Despite these low rates, I recommend dealers not use floorplans if at all possible. Even though its not that difficult to cover the interest on floorplanning, its prudent financial advice to avoid those interest charges.
Also, you can’t get the title UNTIL you pay off the floorplan loan! What if you sell a car to a client who wants to finance the car at their credit union. BUT, the credit union tells you that they won’t fund the loan UNTIL they see the registration slip naming them as leinholder. Well, you can’t title a car without the title and the floorplan company will not release the title til it is paid for ad the credit union won’t give you the money til it is titled! That puts you in a pickle if you can’t pay off the floorplan company to get the title! Just be careful.

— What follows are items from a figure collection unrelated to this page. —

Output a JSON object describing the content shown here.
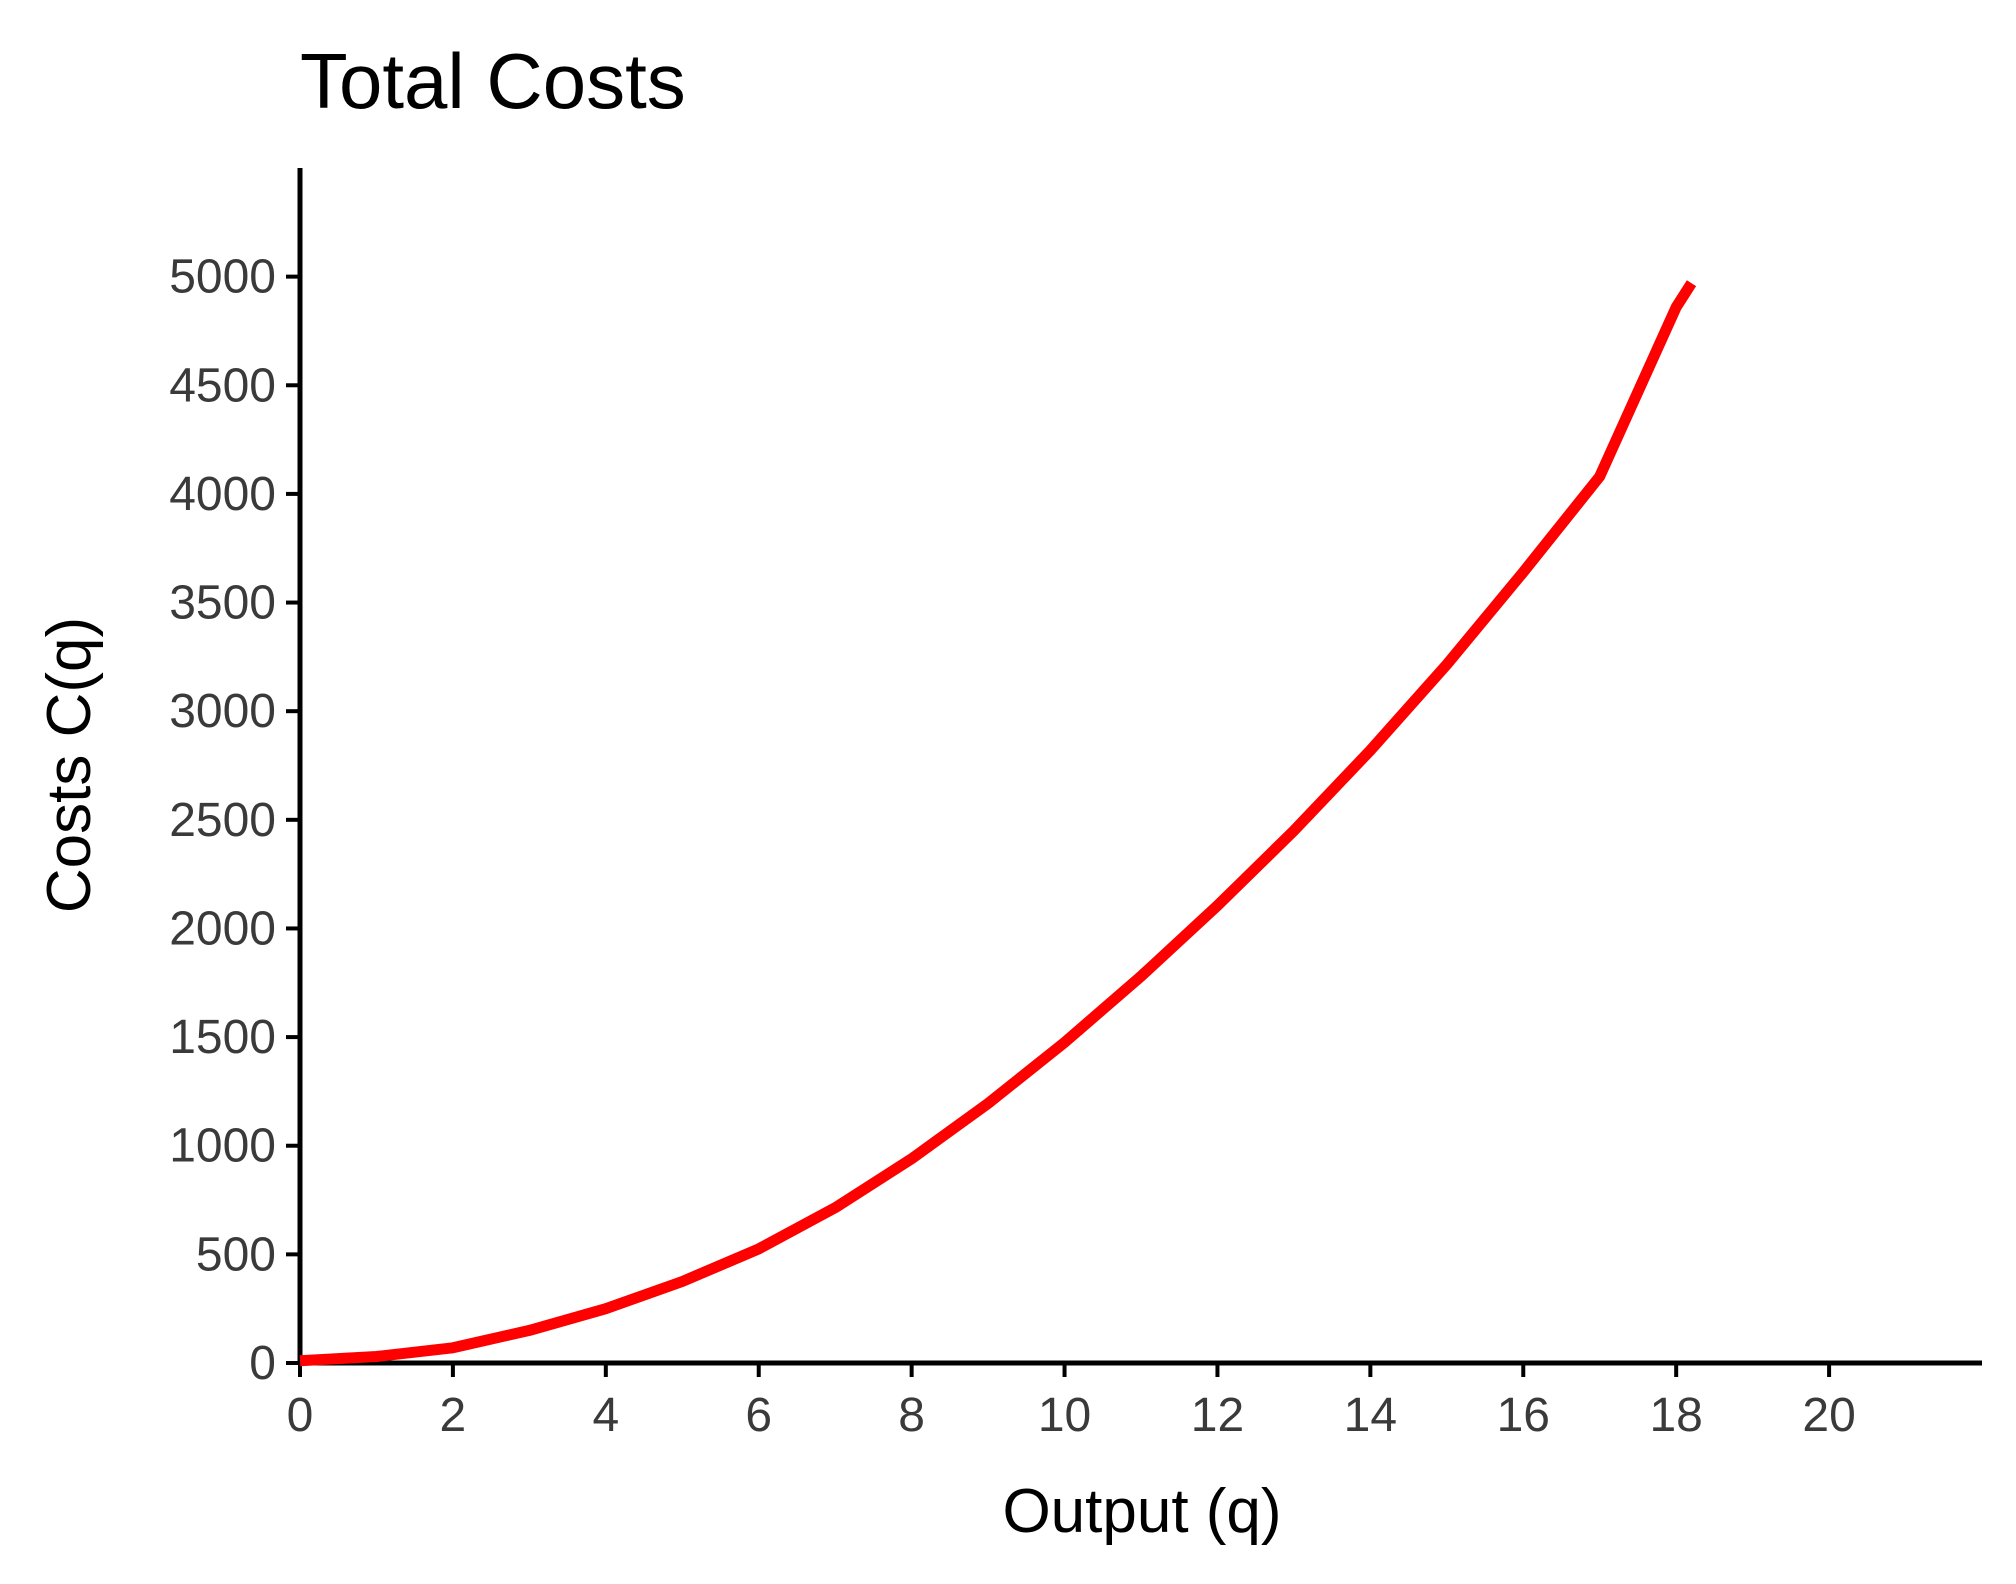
{
  "chart_data": {
    "type": "line",
    "title": "Total Costs",
    "xlabel": "Output (q)",
    "ylabel": "Costs C(q)",
    "xlim": [
      0,
      22
    ],
    "ylim": [
      0,
      5500
    ],
    "xticks": [
      0,
      2,
      4,
      6,
      8,
      10,
      12,
      14,
      16,
      18,
      20
    ],
    "yticks": [
      0,
      500,
      1000,
      1500,
      2000,
      2500,
      3000,
      3500,
      4000,
      4500,
      5000
    ],
    "grid": false,
    "legend": "none",
    "series": [
      {
        "color": "#ff0000",
        "x": [
          0,
          1,
          2,
          3,
          4,
          5,
          6,
          7,
          8,
          9,
          10,
          11,
          12,
          13,
          14,
          15,
          16,
          17,
          18,
          18.2
        ],
        "y": [
          10,
          30,
          70,
          150,
          250,
          375,
          525,
          715,
          940,
          1195,
          1475,
          1780,
          2105,
          2450,
          2820,
          3215,
          3640,
          4080,
          4860,
          4970
        ]
      }
    ]
  }
}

Putting cars on floorplans puts added pressure on your to get the car sold in 30 – 60 days. Its true, that can be good pressure but let me tell you, it can be BAD pressure as well.
The more cars you have in inventory that is NOT on a floor plan is a good thing.
Floorplan companies are being more and selective whom they will loan the money. Most floorplanner requires the dealer to a personal guarantee and a physical inspection of the inventory.
My advice: I have seen more than one dealer get into financial trouble with a floor plan. If you do use a floor plan, for the flexibility, make sure you have the cash to cover your credit line. My take on it: use cash!